There's Still Tomorrow

Source: Courtesy of Sydney Film Festival

There’s Still Tomorrow

The 71st edition of Australia’s Sydney Film Festival (SFF) closed on Sunday June 16  amid a wave of optimisim with a wealth of prizes, a likely rise in ticket sales, and an influx of young cinemagoers. 

Ticket sales were estimated to be more than 10% up on last year, making 2024 the second biggest year on record after 2019.

“It’s been quite phenomenal and we feel very optimistic about the future,” said festival director Nashen Moodley. “We can’t tell with precision, but judging by which films sold, the younger demographic is increasing.”

Paola Cortellesi’s post-Second World War Italian melodrama There’s Still Tomorrow, won the A$60,000 Sydney film prize, the festivla’s main prize. The award for the “audacious, cutting-edge and courageous” film was announced by jury president Danis Tanovic at Sydney’s grand 1920s picture palace The State Theatre.
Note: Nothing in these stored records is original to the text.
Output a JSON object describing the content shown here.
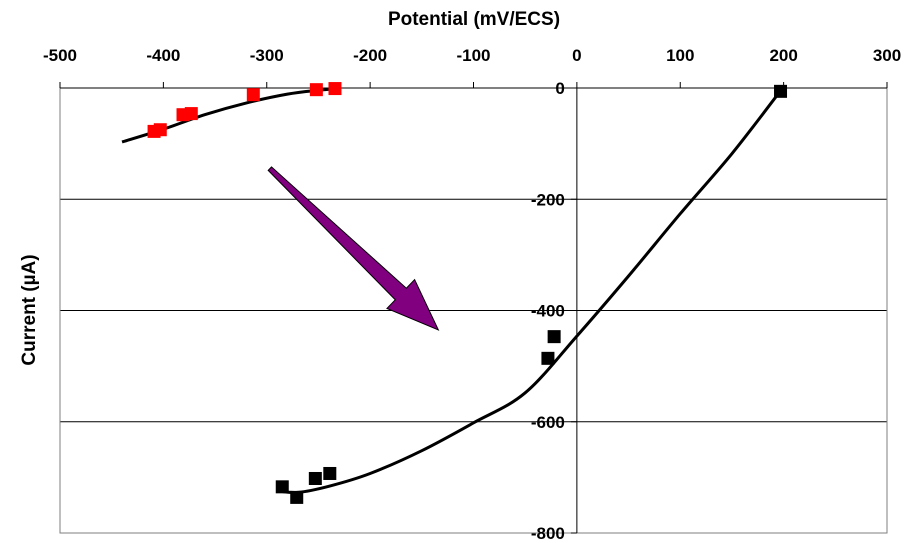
{
  "chart_data": {
    "type": "scatter",
    "title": "",
    "xlabel": "Potential (mV/ECS)",
    "ylabel": "Current (µA)",
    "xlim": [
      -500,
      300
    ],
    "ylim": [
      -800,
      0
    ],
    "x_ticks": [
      "-500",
      "-400",
      "-300",
      "-200",
      "-100",
      "0",
      "100",
      "200",
      "300"
    ],
    "y_ticks": [
      "0",
      "-200",
      "-400",
      "-600",
      "-800"
    ],
    "grid": "horizontal",
    "legend": "none",
    "series": [
      {
        "color": "#ff0000",
        "marker": "square",
        "points": [
          [
            -409,
            -78
          ],
          [
            -403,
            -75
          ],
          [
            -381,
            -48
          ],
          [
            -373,
            -46
          ],
          [
            -313,
            -12
          ],
          [
            -252,
            -3
          ],
          [
            -234,
            -1
          ]
        ]
      },
      {
        "color": "#000000",
        "marker": "square",
        "points": [
          [
            -285,
            -717
          ],
          [
            -271,
            -736
          ],
          [
            -253,
            -702
          ],
          [
            -239,
            -693
          ],
          [
            -28,
            -486
          ],
          [
            -22,
            -447
          ],
          [
            197,
            -6
          ]
        ]
      }
    ],
    "fit_curves": [
      {
        "color": "#000000",
        "points": [
          [
            -440,
            -97
          ],
          [
            -400,
            -74
          ],
          [
            -360,
            -48
          ],
          [
            -320,
            -27
          ],
          [
            -280,
            -11
          ],
          [
            -250,
            -4
          ],
          [
            -232,
            -1
          ]
        ]
      },
      {
        "color": "#000000",
        "points": [
          [
            -290,
            -724
          ],
          [
            -270,
            -727
          ],
          [
            -240,
            -716
          ],
          [
            -200,
            -693
          ],
          [
            -150,
            -652
          ],
          [
            -100,
            -602
          ],
          [
            -50,
            -548
          ],
          [
            0,
            -446
          ],
          [
            50,
            -338
          ],
          [
            100,
            -226
          ],
          [
            150,
            -118
          ],
          [
            197,
            -5
          ]
        ]
      }
    ],
    "annotations": [
      {
        "type": "arrow",
        "color": "#800080",
        "from": [
          -297,
          -145
        ],
        "to": [
          -134,
          -435
        ]
      }
    ]
  }
}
US director Alina Simone’s Black Snow, a portrait of Siberian eco-activist Natalia Zubkova, won the A$40,000 sustainable future award, the most valuable environmental film prize in the world. To highlight how climate change will most affect the future, Amanda Maple-Brown, the lead philanthropist behind the prize, brought her young son up on stage to announce the winner, while Simone accepted the prize with her daughter by her side in her pre-recorded acceptance speech.

The 11-minute First Horse set in 1820s New Zealand, beat out seven features and two other shorts to win the inaugural A$35,000 First Nations Award, the world’s largest cash prize for global indigenous filmmaking.

Welcome To Babel, director James Bradley’s 12-year study of Jiawei Shen and his monumental artwork focussed on China’s tumultuous recent history, won the A$20,000 documentary Australia award.

Buzzy films

pool1

Source: Courtesy of Sydney Film Festival

The Pool

Moodley singled out the Australian films he believed to have the most international potential among the world premieres. Two are documentaries – Paul Clarke’s Midnight Oil: The Hardest Line, about the Australian rock band, and Ian Darling’s The Pool, a love letter to Sydney’s iconic swimming pool, the Bondi Icebergs. 

“[Midnight Oil] had a huge following around the world and the film played incredibly well on opening night,” said Moodley of Midnight Oil, the only local film in the main competition. “It’s incredibly well made, it’s thrilling to listen to that music again and it’s also a film about the transformation of a country. Many international filmmaker guests knew some of the tunes but didn’t know the band’s political history.”

He also pointed to Will Howarth and Tom McKeith’s In Vitro, a sci-fi set on a remote cattle farm.

Jenny Neighbour, the outgoing head of programmes and documentary programmer, highlighted three further documentary world premieres by Australian directors that played well with Sydney audiences: Rachel Lane’s Charmian Clift: Life Burns High, about the popular 1960s Australian writer that is set partly on the Greek island of Hydra; Madeleine Hetherton-Miau’s Mozart’s Sister, which explores the theory Maria-Anna Mozart played a larger role in her brother’s music than is previously known; and Van Alpert’s Skateboard, about a young boy who dreams of becoming a pro skateboarder.

invitro3

Source: Courtesy of Sydney Film Festival

In Vitro

Moodley said the Sydney screening of Jane Schoerbrun’s Sundance premiere I Saw The TV Glow was one of the most popular at the festival. “We kept adding additional screenings and they kept selling out,” he said. “Young audiences were desperate to see the film and it created incredible momentum.”

The genre film about a supernatural TV is one of four festival titles now screening post the official end of the festival, in the “back by popular demand” slot. It is joined UK director’s Clair Titley’s documentary The Contestant, about an extreme Japanese reality show, Lee Tamahori’s drama The Convert starring Guy Pearce and Logi Sigursveinsson and Smari Gunn’s documentary The Home Game, about an Icelandic football game.

Six films were acquired for Australian and New Zealand after screening at the festival: All We Imagine As Light  (Rialto), Grand Tour (Potential), September Says and The Pool (Madman), Caught By The Tides (Little Monster), Ghost Trail (Vendetta). All but The Pool first played at Cannes.